Hiraeth

Kettle Art is proud to present ‘Hiraeth’ featuring works by Richard Ross with special guest Jesse Sierra Hernandez. The exhibit opens on Thursday, August 25, 7:00 – 10:00PM, and runs through Saturday, September 17. Kettle Art is located at 2650-B Main Street in Deep Ellum.

What can be said about Richard Ross and his work that has not been said before… Genius? Prolific? Mystifying? Mythical? Collectable? These words, and many more, all ring true to countless art lovers throughout the DFW metroplex. “All I can tell you is that Kettle Art got extremely lucky that Spring day in 2006 when Richard walked in to drop off some work for an open group show. During the install, four or five pieces sold before they even got up off the floor” recalls gallery owner Frank Campagna. “I had to call him to ask if he had more.” To make a long story short, he did, and promptly delivered several additional pieces of his ‘whimsical masterpieces’ before the opening. In all, Richard Ross’ works clearly resonate with those who see them, and these viewers can’t help but be charmed.

*Richard L. Ross, Artist Statement:*

hiraeth
1.homesickness
2.an intense form of longing or nostalgia

As I come upon my 50th year as a traveler on the road to the store, I’m taking a moment to stop and remember some of the milestones along the way. I’ll be hosting a reflective show of my art work, along with a very special guest Jesse Sierra Hernandez, who helped me on this journey 20 years ago while we were both working out of Fort Worth Artist and Co. and St. Mary’s artist studios.

Richard L. Ross, Artist Bio:

Ross is a self-taught artist from Irving, Texas with a degree in history from the University of Dallas. He began forming his artistic voice in the atmosphere of the early hardcore punk scene of Dallas. During this time, he found glimpses of beauty in the chaos of specific moments, and the to question the grand narratives that had formed his life’s early foundations.

Jesse Sierra Hernandez, Artist Bio:

Jesse Sierra Hernandez, an accomplished Fort Worth artist, whose work ranges from smaller works on paper to large-scale oil paintings, representing a different theme from the artist’s collection.

Hernandez has struggled with a stutter ever since he was a child and began drawing and painting to serve as a voice that didn’t require speaking. This voice grew louder as he began oil painting in 1992 and started to pursue themes of the human form, religion and social observations within a museum setting. One of these themes resurfaces in his recent large oil painting “The Taking of Christ,” a powerful and emotional interpretation of Christ forcibly being removed by Roman guards. Inspired by his personal convictions, plus admiration for Baroque artists, Hernandez paints historical and religious figures with a modern twist—he dons soldiers with contemporary military uniforms.
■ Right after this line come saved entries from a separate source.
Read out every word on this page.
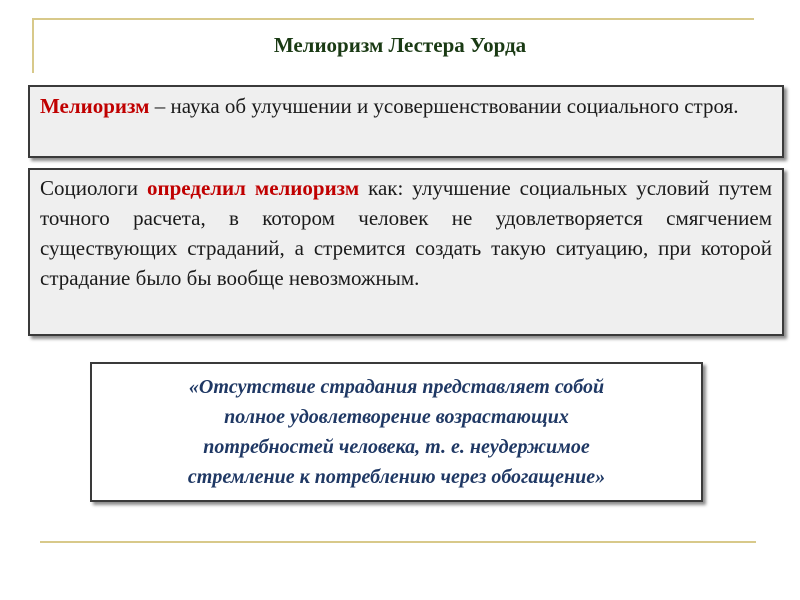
Мелиоризм Лестера Уорда

Мелиоризм – наука об улучшении и усовершенствовании социального строя.

Социологи определил мелиоризм как: улучшение социальных условий путем точного расчета, в котором человек не удовлетворяется смягчением существующих страданий, а стремится создать такую ситуацию, при которой страдание было бы вообще невозможным.

«Отсутствие страдания представляет собой
полное удовлетворение возрастающих
потребностей человека, т. е. неудержимое
стремление к потреблению через обогащение»
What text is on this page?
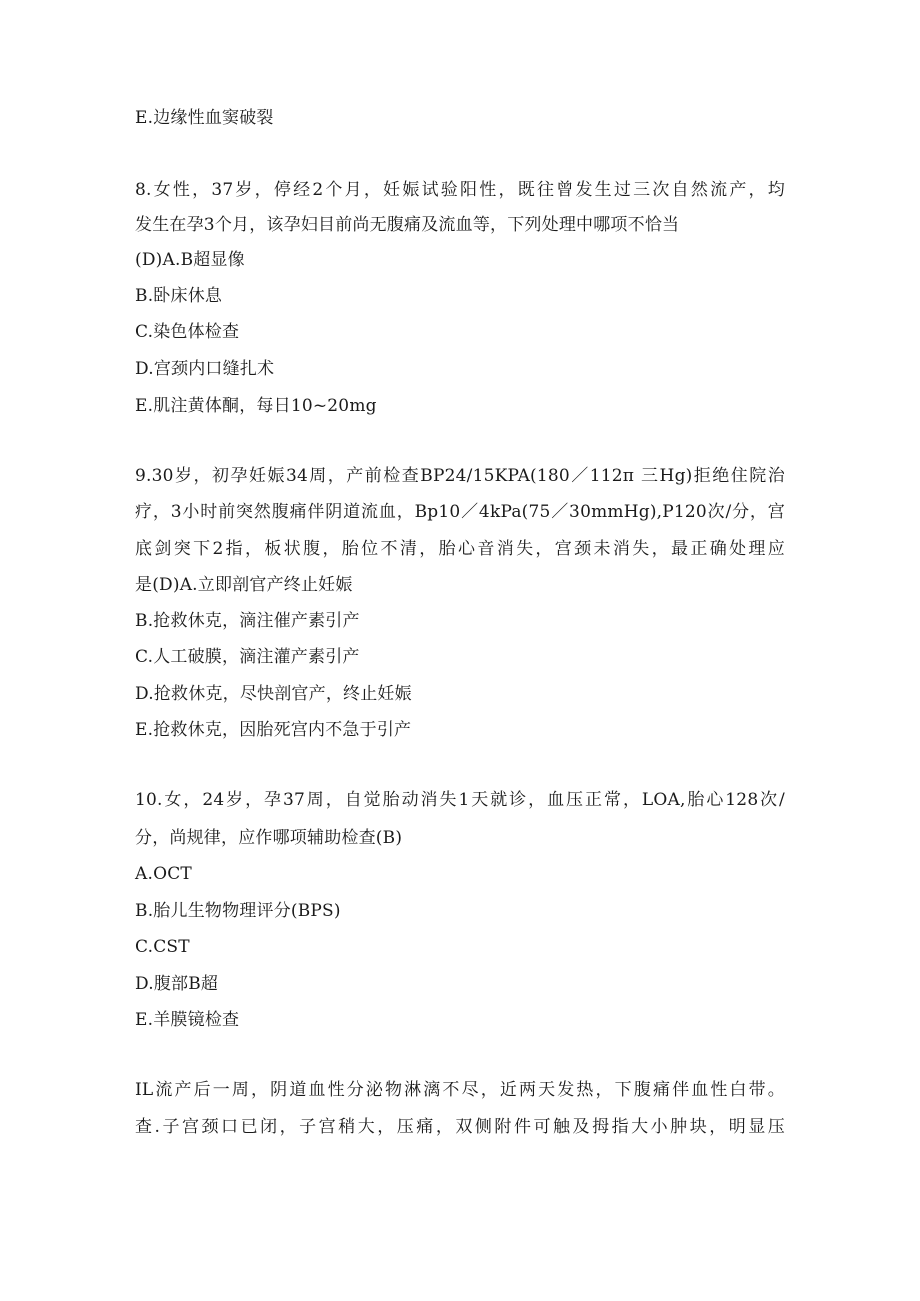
E.边缘性血窦破裂
8.女性，37岁，停经2个月，妊娠试验阳性，既往曾发生过三次自然流产，均
发生在孕3个月，该孕妇目前尚无腹痛及流血等，下列处理中哪项不恰当
(D)A.B超显像
B.卧床休息
C.染色体检查
D.宫颈内口缝扎术
E.肌注黄体酮，每日10~20mg
9.30岁，初孕妊娠34周，产前检查BP24/15KPA(180／112π 三Hg)拒绝住院治
疗，3小时前突然腹痛伴阴道流血，Bp10／4kPa(75／30mmHg),P120次/分，宫
底剑突下2指，板状腹，胎位不清，胎心音消失，宫颈未消失，最正确处理应
是(D)A.立即剖官产终止妊娠
B.抢救休克，滴注催产素引产
C.人工破膜，滴注灌产素引产
D.抢救休克，尽快剖官产，终止妊娠
E.抢救休克，因胎死宫内不急于引产
10.女，24岁，孕37周，自觉胎动消失1天就诊，血压正常，LOA,胎心128次/
分，尚规律，应作哪项辅助检查(B)
A.OCT
B.胎儿生物物理评分(BPS)
C.CST
D.腹部B超
E.羊膜镜检查
IL流产后一周，阴道血性分泌物淋漓不尽，近两天发热，下腹痛伴血性白带。
查.子宫颈口已闭，子宫稍大，压痛，双侧附件可触及拇指大小肿块，明显压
The use of dramatic lighting and emotion in this particular work is a nod to the Baroque master Caravaggio, one of his greatest inspirations. Hernandez’s overall style holds true to this period’s technique and refrains from overtly abstract themes that delve outside the lines. He chooses, conversely, to stay “Inside the Lines,”.

Hernandez was born and raised in Fort Worth. His work has been shown in over a dozen solo and group exhibitions, including Galeria de la Rosa’s En una Manera Silenciosa (2009). He initially received his education in commercial art and studied under illustrator Don Punchatz from 1991 to 1995. In additional to painting, Hernandez is a preparator for the Kimbell Art Museum, a position he has held since 2001. Prior to that, he served as curator and art director for Fort Worth’s Studio 4 gallery and 7th Street Gallery.